Training and Certification
Becoming an emergency medicine physician requires four years of medical school followed by a residency program. The Accreditation Council for Graduate Medical Education (ACGME) accredits emergency medicine residencies of either 36 or 48 months in length, with most programs running three to four years. During residency, trainees rotate through the emergency department along with intensive care, pediatrics, trauma surgery, and other critical specialties.
After completing residency, physicians become board certified through the American Board of Emergency Medicine (ABEM). Some go on to pursue additional fellowship training in subspecialties. Medical toxicology, for instance, is a two-year fellowship focused on managing poisonings and venomous exposures. Other fellowship options include pediatric emergency medicine, emergency medical services (EMS) oversight, sports medicine, critical care, and disaster medicine.
Work Schedule and Lifestyle
Emergency medicine runs on shift work, which sets it apart from most other medical specialties. There are no scheduled clinic patients, no office hours, and no on-call pages from home. When the shift ends, it ends. That clean boundary is one of the specialty’s appeals.

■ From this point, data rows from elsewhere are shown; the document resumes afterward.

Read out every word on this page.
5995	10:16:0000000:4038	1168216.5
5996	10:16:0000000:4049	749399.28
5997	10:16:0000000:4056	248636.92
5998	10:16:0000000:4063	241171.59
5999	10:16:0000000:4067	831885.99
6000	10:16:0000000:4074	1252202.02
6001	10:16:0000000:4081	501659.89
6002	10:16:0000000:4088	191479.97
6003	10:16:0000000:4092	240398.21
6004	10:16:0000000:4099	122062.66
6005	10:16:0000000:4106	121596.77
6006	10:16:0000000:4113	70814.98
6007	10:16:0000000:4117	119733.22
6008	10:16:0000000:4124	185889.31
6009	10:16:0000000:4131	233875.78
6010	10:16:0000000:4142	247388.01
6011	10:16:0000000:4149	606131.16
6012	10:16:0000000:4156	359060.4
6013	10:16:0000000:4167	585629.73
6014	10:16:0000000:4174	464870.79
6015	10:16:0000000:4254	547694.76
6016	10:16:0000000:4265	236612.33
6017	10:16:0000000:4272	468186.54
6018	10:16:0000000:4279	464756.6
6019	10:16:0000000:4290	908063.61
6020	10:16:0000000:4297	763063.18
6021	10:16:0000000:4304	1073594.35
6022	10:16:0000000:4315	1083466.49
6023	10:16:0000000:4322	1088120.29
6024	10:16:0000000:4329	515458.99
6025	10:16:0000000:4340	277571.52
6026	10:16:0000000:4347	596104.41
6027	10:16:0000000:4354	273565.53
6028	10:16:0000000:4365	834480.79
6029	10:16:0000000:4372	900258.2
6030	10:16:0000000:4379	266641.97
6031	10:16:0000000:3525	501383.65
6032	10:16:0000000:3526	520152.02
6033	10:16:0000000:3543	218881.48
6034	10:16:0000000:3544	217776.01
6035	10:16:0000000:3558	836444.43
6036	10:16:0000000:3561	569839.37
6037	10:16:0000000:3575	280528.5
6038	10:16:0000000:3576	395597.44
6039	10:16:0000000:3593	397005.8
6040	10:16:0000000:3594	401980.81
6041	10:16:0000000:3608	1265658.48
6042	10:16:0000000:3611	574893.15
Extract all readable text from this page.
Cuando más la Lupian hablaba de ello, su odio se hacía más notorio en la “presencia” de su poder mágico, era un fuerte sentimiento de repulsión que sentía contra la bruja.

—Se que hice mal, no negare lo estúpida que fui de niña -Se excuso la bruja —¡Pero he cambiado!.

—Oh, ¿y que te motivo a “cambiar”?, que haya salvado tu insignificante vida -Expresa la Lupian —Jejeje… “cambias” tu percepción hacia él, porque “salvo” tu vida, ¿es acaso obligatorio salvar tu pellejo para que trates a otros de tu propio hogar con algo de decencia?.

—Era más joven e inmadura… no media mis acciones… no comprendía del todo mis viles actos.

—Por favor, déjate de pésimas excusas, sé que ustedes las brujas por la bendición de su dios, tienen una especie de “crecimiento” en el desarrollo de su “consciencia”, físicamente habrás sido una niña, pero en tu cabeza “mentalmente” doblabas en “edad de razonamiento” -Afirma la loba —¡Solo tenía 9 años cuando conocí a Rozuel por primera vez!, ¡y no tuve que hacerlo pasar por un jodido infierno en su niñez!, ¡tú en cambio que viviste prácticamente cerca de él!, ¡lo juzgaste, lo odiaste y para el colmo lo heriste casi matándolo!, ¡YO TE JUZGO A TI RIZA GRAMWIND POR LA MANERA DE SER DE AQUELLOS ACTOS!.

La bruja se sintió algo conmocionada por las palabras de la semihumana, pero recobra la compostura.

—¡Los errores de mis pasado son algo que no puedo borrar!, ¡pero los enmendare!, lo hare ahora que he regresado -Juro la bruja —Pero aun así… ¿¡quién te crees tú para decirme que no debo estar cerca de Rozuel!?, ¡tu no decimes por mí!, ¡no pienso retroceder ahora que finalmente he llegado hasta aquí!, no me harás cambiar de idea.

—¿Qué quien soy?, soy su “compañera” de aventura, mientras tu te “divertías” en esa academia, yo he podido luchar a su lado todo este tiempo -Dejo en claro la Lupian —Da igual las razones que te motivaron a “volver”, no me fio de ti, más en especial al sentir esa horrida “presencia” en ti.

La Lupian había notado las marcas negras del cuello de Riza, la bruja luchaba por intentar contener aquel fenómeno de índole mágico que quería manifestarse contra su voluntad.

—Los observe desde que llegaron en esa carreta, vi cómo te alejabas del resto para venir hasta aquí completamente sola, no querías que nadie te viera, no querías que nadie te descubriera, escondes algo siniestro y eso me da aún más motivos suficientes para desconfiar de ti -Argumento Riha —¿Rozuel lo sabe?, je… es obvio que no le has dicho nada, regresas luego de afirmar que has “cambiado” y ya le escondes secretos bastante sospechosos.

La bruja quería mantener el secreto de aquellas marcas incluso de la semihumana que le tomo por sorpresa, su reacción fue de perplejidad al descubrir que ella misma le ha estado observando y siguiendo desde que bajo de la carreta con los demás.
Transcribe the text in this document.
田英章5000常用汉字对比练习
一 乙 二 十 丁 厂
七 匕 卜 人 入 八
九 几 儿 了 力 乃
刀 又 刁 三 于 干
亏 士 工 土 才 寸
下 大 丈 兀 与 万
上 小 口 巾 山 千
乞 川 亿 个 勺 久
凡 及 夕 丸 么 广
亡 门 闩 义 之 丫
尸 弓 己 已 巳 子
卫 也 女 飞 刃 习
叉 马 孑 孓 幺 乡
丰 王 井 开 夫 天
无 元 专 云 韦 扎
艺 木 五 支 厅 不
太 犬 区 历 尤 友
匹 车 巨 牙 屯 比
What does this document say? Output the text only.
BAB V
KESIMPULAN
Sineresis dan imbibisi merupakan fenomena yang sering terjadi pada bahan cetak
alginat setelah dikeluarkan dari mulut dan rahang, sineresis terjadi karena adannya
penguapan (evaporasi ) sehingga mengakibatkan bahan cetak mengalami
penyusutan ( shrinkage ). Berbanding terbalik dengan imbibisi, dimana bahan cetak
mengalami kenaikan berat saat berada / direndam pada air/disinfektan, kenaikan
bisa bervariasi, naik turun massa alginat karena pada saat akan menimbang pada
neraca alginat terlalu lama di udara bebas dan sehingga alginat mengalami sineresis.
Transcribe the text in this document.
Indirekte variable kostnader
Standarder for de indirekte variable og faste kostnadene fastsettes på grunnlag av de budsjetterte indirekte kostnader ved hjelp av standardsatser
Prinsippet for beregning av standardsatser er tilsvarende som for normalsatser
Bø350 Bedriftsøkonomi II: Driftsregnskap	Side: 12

Shifts typically range from 8 to 12 hours, with most physicians preferring 9- or 10-hour shifts. Emergency physicians work nights, weekends, and holidays on a rotating basis. A typical schedule might include four to six night shifts per four-week block. Most physicians in the field average around 45 to 46 hours per week, though the intensity of those hours is higher than in most specialties since there’s rarely any downtime during a shift. Many emergency physicians prefer working longer stretches of consecutive shifts followed by several days off, rather than spreading shifts out with single days off between them.
Burnout in the Specialty
The pace and emotional weight of emergency medicine take a toll. The specialty has consistently ranked near the top for physician burnout over the past several years, driven by high patient volumes, unpredictable acuity, and the lasting effects of the COVID-19 pandemic, which hit emergency departments especially hard in its early years. As of 2024, overall physician burnout rates have been trending downward, dropping to around 45%, but emergency medicine remains one of the higher-risk specialties. Only about half of physicians across all specialties report feeling valued in their work, though that number has improved compared to prior years.
The shift-based schedule helps with recovery in some ways, since physicians can fully disconnect between shifts. But rotating between day and night shifts disrupts sleep patterns, and the constant exposure to trauma, death, and high-stakes decisions creates cumulative stress that many physicians in this field actively work to manage throughout their careers.